MP-201a · Module 3

Monitoring & Debugging

3 min read

MCP servers fail silently. The client sends a request, the server crashes, and the LLM gets a transport error with no diagnostic information. Structured logging is not optional — it is the only way you will know what happened. Log every tool call with its name, arguments (sanitized), execution time, and result status (success/error). Write logs to stderr for stdio servers or to a logging service for HTTP servers. Include a request ID in every log line so you can correlate entries across a single tool execution.

The MCP Inspector is your primary debugging tool during development. Run it with npx @modelcontextprotocol/inspector to get an interactive UI that connects to your server, lists all tools and resources, and lets you call them with custom inputs while showing the raw JSON-RPC messages in both directions. For production debugging, capture the JSON-RPC traffic by wrapping your transport in a logging proxy — log every message before passing it to the SDK. This gives you a complete replay of the conversation between client and server.

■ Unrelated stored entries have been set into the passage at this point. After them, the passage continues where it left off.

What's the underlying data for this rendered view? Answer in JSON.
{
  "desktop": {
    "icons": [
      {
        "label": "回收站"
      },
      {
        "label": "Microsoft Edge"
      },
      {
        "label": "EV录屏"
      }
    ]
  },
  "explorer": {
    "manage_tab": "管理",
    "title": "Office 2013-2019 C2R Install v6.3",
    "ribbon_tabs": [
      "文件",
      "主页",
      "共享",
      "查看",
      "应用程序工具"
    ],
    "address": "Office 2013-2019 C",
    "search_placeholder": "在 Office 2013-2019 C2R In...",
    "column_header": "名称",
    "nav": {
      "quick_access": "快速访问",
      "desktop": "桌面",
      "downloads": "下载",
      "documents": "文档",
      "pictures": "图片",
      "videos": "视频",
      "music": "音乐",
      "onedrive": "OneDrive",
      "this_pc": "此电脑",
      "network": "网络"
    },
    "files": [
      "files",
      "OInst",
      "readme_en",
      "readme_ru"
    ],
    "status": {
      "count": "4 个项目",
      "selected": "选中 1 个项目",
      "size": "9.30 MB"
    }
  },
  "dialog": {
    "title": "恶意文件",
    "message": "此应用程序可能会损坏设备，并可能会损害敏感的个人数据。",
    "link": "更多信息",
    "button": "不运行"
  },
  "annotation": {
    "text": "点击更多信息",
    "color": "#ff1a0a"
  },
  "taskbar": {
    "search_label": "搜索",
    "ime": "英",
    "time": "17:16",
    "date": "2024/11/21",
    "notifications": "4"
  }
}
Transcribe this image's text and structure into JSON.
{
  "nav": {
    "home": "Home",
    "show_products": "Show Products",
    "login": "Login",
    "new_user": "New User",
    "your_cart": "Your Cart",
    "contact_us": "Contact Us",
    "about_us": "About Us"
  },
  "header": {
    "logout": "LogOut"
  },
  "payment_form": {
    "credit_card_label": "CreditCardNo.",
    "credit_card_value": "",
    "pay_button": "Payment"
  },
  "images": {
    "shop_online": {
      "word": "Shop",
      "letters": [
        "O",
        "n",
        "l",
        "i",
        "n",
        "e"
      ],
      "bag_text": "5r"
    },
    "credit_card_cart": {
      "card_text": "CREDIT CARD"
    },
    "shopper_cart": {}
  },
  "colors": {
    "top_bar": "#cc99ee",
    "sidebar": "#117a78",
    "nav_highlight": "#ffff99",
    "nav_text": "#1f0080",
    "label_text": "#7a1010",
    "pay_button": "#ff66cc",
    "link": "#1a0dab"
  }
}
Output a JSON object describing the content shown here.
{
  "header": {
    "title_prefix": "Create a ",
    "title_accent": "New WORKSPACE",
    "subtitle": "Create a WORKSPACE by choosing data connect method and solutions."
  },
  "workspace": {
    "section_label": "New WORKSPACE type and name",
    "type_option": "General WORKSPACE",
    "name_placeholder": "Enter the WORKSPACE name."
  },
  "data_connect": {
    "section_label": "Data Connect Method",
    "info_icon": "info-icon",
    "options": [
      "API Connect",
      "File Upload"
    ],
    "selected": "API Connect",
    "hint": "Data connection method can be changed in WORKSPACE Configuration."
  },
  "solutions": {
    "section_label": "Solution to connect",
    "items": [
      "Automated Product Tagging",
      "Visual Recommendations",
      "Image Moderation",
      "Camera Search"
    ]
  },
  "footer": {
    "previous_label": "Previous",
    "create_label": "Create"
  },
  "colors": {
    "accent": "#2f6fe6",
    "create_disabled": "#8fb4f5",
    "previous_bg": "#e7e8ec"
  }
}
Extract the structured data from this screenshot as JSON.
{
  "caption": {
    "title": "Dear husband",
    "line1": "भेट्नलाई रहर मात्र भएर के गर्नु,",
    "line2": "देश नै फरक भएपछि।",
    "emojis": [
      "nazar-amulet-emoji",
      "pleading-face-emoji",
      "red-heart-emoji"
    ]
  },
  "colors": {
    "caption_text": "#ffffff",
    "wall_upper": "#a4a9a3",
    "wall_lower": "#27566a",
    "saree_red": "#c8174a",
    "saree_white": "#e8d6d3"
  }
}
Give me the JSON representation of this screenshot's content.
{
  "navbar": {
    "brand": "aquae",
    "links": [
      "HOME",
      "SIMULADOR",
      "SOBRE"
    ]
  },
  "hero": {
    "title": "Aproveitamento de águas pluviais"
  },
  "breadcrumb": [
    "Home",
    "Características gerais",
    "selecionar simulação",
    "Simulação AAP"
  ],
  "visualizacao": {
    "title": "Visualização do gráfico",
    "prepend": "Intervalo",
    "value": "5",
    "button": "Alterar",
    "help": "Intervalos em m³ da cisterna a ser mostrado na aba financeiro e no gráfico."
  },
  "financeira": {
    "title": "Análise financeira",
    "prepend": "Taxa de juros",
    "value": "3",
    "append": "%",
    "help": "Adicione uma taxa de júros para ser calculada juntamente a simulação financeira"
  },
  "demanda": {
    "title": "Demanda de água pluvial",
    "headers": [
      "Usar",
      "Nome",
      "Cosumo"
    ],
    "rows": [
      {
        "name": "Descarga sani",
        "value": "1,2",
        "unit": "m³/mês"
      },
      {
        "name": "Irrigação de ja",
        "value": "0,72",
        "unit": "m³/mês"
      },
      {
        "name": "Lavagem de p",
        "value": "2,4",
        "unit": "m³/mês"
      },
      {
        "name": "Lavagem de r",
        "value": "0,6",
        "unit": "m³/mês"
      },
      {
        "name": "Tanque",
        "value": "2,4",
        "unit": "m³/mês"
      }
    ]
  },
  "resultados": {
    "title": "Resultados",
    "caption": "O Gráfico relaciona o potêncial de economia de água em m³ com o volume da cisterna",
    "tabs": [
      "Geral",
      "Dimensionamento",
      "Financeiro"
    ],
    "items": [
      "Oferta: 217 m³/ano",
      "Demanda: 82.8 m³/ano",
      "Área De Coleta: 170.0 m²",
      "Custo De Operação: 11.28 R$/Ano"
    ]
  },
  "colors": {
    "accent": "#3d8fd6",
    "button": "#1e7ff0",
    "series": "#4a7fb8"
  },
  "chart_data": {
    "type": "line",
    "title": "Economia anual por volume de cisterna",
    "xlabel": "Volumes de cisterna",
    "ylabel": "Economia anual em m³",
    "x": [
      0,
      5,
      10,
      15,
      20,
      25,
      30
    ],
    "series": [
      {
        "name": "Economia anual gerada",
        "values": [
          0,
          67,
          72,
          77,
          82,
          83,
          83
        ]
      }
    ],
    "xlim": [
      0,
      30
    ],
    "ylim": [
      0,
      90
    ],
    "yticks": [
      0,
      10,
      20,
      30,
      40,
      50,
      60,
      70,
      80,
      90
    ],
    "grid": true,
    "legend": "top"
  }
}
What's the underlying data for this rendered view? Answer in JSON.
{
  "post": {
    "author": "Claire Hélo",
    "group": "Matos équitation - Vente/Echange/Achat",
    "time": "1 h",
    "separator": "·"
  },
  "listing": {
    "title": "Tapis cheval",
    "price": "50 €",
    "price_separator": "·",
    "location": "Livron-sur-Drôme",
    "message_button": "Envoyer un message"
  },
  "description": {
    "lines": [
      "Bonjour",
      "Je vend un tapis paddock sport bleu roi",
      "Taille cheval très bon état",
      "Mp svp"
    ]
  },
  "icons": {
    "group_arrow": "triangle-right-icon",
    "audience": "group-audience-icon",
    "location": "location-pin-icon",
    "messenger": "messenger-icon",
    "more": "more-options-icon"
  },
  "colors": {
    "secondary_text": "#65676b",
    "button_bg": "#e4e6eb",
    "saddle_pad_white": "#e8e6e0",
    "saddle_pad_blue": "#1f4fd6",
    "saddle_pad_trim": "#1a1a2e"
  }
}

import { CallToolRequestSchema } from "@modelcontextprotocol/sdk/types.js";
import type { Server } from "@modelcontextprotocol/sdk/server/index.js";

// Structured logging wrapper for tool calls
function withLogging(
  server: Server,
  handler: (request: unknown) => Promise<unknown>
) {
  server.setRequestHandler(CallToolRequestSchema, async (request) => {
    const callStart = Date.now();
    const toolName = request.params.name;
    const requestId = crypto.randomUUID().slice(0, 8);

    // Log the call (stderr for stdio servers)
    console.error(JSON.stringify({
      event: "tool_call",
      requestId,
      tool: toolName,
      args: request.params.arguments,
      timestamp: new Date().toISOString(),
    }));

    try {
      const result = await handler(request);
      console.error(JSON.stringify({
        event: "tool_result",
        requestId,
        tool: toolName,
        durationMs: Date.now() - callStart,
      }));
      return result;
    } catch (err) {
      console.error(JSON.stringify({
        event: "tool_error",
        requestId,
        tool: toolName,
        error: (err as Error).message,
        durationMs: Date.now() - callStart,
      }));
      throw err;
    }
  });
}
  1. Add structured logging Wrap every tool handler with a logging function that captures tool name, arguments, duration, and result status. Use JSON format so logs are parseable by monitoring tools.
  2. Set up MCP Inspector Run `npx @modelcontextprotocol/inspector` and connect to your server. Test every tool with valid inputs, invalid inputs, and edge cases. Check the raw JSON-RPC panel for protocol issues.
  3. Monitor in production For HTTP servers, export metrics: tool call count, error rate, and p95 latency per tool. Alert on error rate spikes — a tool that starts failing 50% of the time is worse than a tool that does not exist.